Keaontay Ingram is happening.
He first happened, technically, in the opener against Maryland, yet was held out late in the game as Tom Herman chose experience over raw talent at running back in going with Tre Watson. But the true announcement of his arrival came for good with the run against Tulsa when he showed the gifts that Texas fans hope will keep giving for another three years: vision, slippery feet, power to break tackles and breakneck speed.
And he followed that introduction by solidifying his position as the best running back on the team when he stepped off 68 yards on 10 carries, including several when the Longhorns needed him in the fourth quarter to keep the Purple Wizard of Kansas State from beating the burnt orange yet again in Manhattan.
In addition to his 68 yards rushing, he caught five passes for 27 yards. A wondrously-talented but limited-carry young back who couldn’t be trusted has transformed himself into a four-quarter stick of Keaontay Dynamite in the last month.
“We felt like he would be really good at breaking the tackles of the extra guy,” a relieved Herman said after the game against the Wildcats, a 19-14 gut-wrenching win in which the Longhorns didn’t score at all in the second half. “He gave us the best opportunity to make the extra guy miss when they knew we were going to run the ball.”
Ingram’s success is certainly no surprise, considering how heavily he was recruited. His talents in high school were obvious and coveted. He was All-American and All-State in high school, had 76 career rushing touchdowns, stepped off a pair of 2,000-yard seasons, and finished his time there with over 5,000 yards. Oh, and he also won two state championships, so there’s that.
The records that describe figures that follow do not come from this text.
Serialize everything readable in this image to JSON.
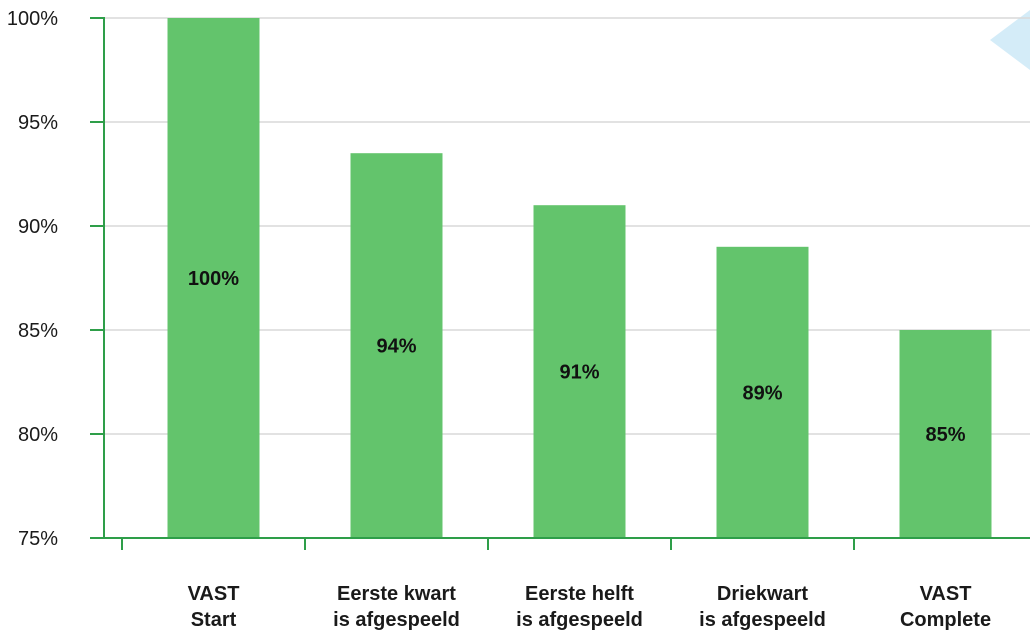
{
  "chart_data": {
    "type": "bar",
    "categories": [
      [
        "VAST",
        "Start"
      ],
      [
        "Eerste kwart",
        "is afgespeeld"
      ],
      [
        "Eerste helft",
        "is afgespeeld"
      ],
      [
        "Driekwart",
        "is afgespeeld"
      ],
      [
        "VAST",
        "Complete"
      ]
    ],
    "values": [
      100,
      93.5,
      91,
      89,
      85
    ],
    "value_labels": [
      "100%",
      "94%",
      "91%",
      "89%",
      "85%"
    ],
    "ylim": [
      75,
      100
    ],
    "yticks": [
      75,
      80,
      85,
      90,
      95,
      100
    ],
    "ytick_labels": [
      "75%",
      "80%",
      "85%",
      "90%",
      "95%",
      "100%"
    ],
    "grid": true,
    "colors": {
      "bar": "#63c46c",
      "axis": "#2e9e49",
      "grid": "#d9d9d9",
      "accent_shape": "#d4ecf8"
    }
  }
}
His high school career was nothing short of legendary. He has followed that with what is, admittedly, a very small sample size of college work that has shown clear bursts of brilliance.
What’s next for Ingram?
Anyone who knows anything about anything knows that to truly cement your place as a Texas running back, you must confront and conquer the Sooners. Think Earl Campbell in 1977. Think Edwin Simmons in 1983. Think Ricky Williams in 1998. Think Jamaal Charles in 2005.
Ingram will walk down the tunnel for the first time Saturday at Fair Park. Texas fans are in “heavy like” with Ingram right now. He’s got everything Texas fans – and fans of all teams – covet. They know he’s got the ability. They want “like” to become “love.”
Tom Herman and your mom has won the same number of games against the Sooners: big, fat zero. Texas folks LOVE to beat Oklahoma, except for the Texas folks who allow themselves to be kidnapped by the land barons so they can play football in Norman and ensure the crimson and cream can be competitive on the field.
We see you, Keaontay. We like all of your gifts. We dream of who you can become, and what it could eventually mean for the Longhorns. We want to love you.
But Oklahoma awaits. When your teenage self takes the walk down the ramp toward your destiny, realize that in order to truly – truly – make your mark at Texas, you need to run like hell against and over Oklahoma. You need to go swag-stepping down that ramp and brazenly believe you are the best player on the field.
You need to see, and cut, and hold on to the ball, and sprint and find the end zone, preferable the red one surrounded by all of their fans.
You need – we need – to make Keaontay Ingram happen.